Tudo isso vem à tona quando Zed adoece misteriosamente, é hospitalizado e luta com a possibilidade de nunca melhorar. Neste ponto, as comparações com “Sound of Metal” virão rápidas e furiosas – mas ao contrário do filme de Darius Marder, que é implacavelmente linear em seu arco de vício, aceitação, dor e crescimento, “Mogul Mowgli” se desvia, vagueia e espera. Claro, Ahmed é cru e frágil, como era em “Sound of Metal”, e os fãs de “Blindspotting” podem responder à seriedade e urgência do rap no filme de Ahmed. Mas como uma narrativa, “Mogul Mowgli” muitas vezes escorrega para a memória e sequências imaginárias, e esse impacto é duplo. Por um lado, Tariq filma essas cenas lindamente, colocando os atores do filme em uma proporção de aspecto 4: 3 nitidamente capturada e surrealmente íntima. Por outro lado, como uma coisa meio esquecida, essas cenas costumam ser mais sugestivas do que diretas e levam a um ritmo gago.
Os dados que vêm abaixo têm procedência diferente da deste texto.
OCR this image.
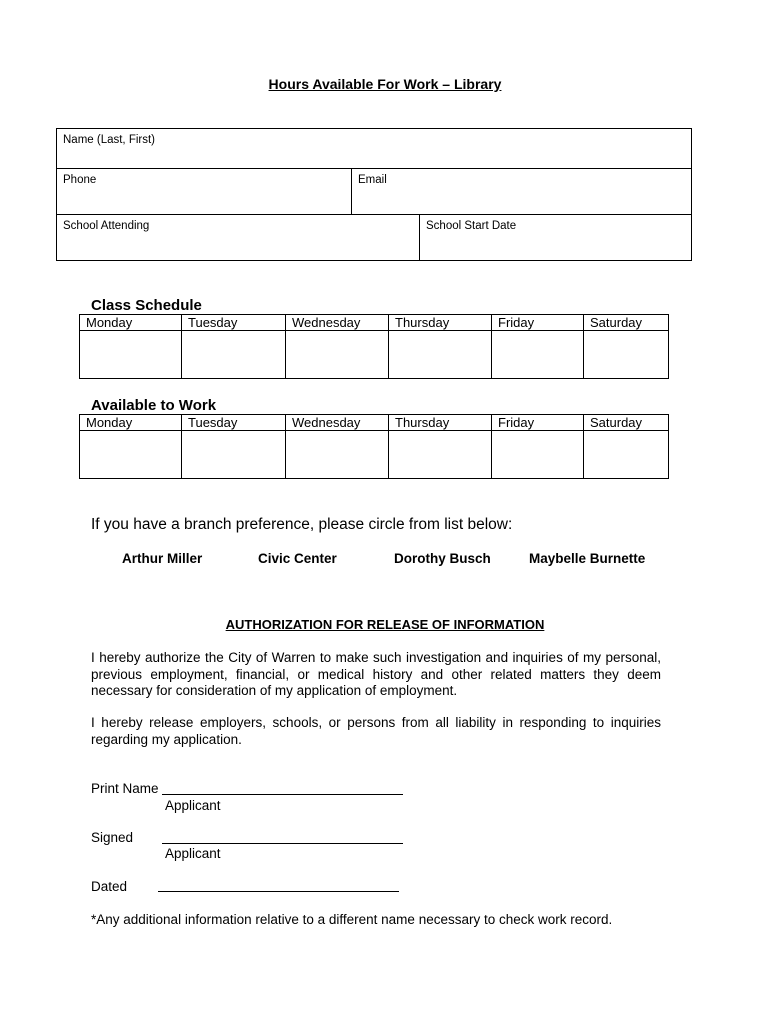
Hours Available For Work – Library
Name (Last, First)
Phone	Email
School Attending	School Start Date
Class Schedule
Monday	Tuesday	Wednesday	Thursday	Friday	Saturday

Available to Work
Monday	Tuesday	Wednesday	Thursday	Friday	Saturday

If you have a branch preference, please circle from list below:
Arthur Miller	Civic Center	Dorothy Busch	Maybelle Burnette
AUTHORIZATION FOR RELEASE OF INFORMATION
I hereby authorize the City of Warren to make such investigation and inquiries of my personal, previous employment, financial, or medical history and other related matters they deem necessary for consideration of my application of employment.
I hereby release employers, schools, or persons from all liability in responding to inquiries regarding my application.
Print Name
Applicant
Signed
Applicant
Dated
*Any additional information relative to a different name necessary to check work record.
As memórias de Bashir de ir da Índia para o Paquistão de trem durante a partição terrestre e religiosa, uma jornada que foi definida por violência e medo horríveis, são visualmente evocativas (respingos de sangue, fatias de luz, penas flutuantes), mas emocionalmente diretas. O mesmo acontece com um Zed adulto aparecendo em sua aula de Alcorão de infância e, em seguida, revisitando uma batalha de estilo livre no estilo “8 milhas” terrivelmente embaraçosa – o status de outsider do personagem é obviamente sentido através da vulnerabilidade e fanfarronice de Ahmed. Mas o elemento mais recorrente do filme também é o mais difícil de analisar: a figura de Gulab Mian (Jeff Mirza), um cantor coberto de purpurina e com o rosto escondido atrás de um Magia, um cocar de flores tradicional usado por homens indianos, paquistaneses e de Bangladesh em seus casamentos. Ele flutua pelo subconsciente de Zed, uma representação abstrata da ferida da diáspora cultural, literalmente de pé nas costas de Zed e perseguindo seus pensamentos. O roteiro fala sobre Gulab Mian sem explicá-lo totalmente, e os espectadores particularmente interessados ​​precisarão fazer pesquisas independentes e ler o conto de 1955 do escritor paquistanês Saadat Hasan Manto Toba Tek Singh | para compreender totalmente o significado. Lição de casa está bem! Mas dentro do próprio filme, certos elementos são tão metafóricos que podem confundir em vez de cativar.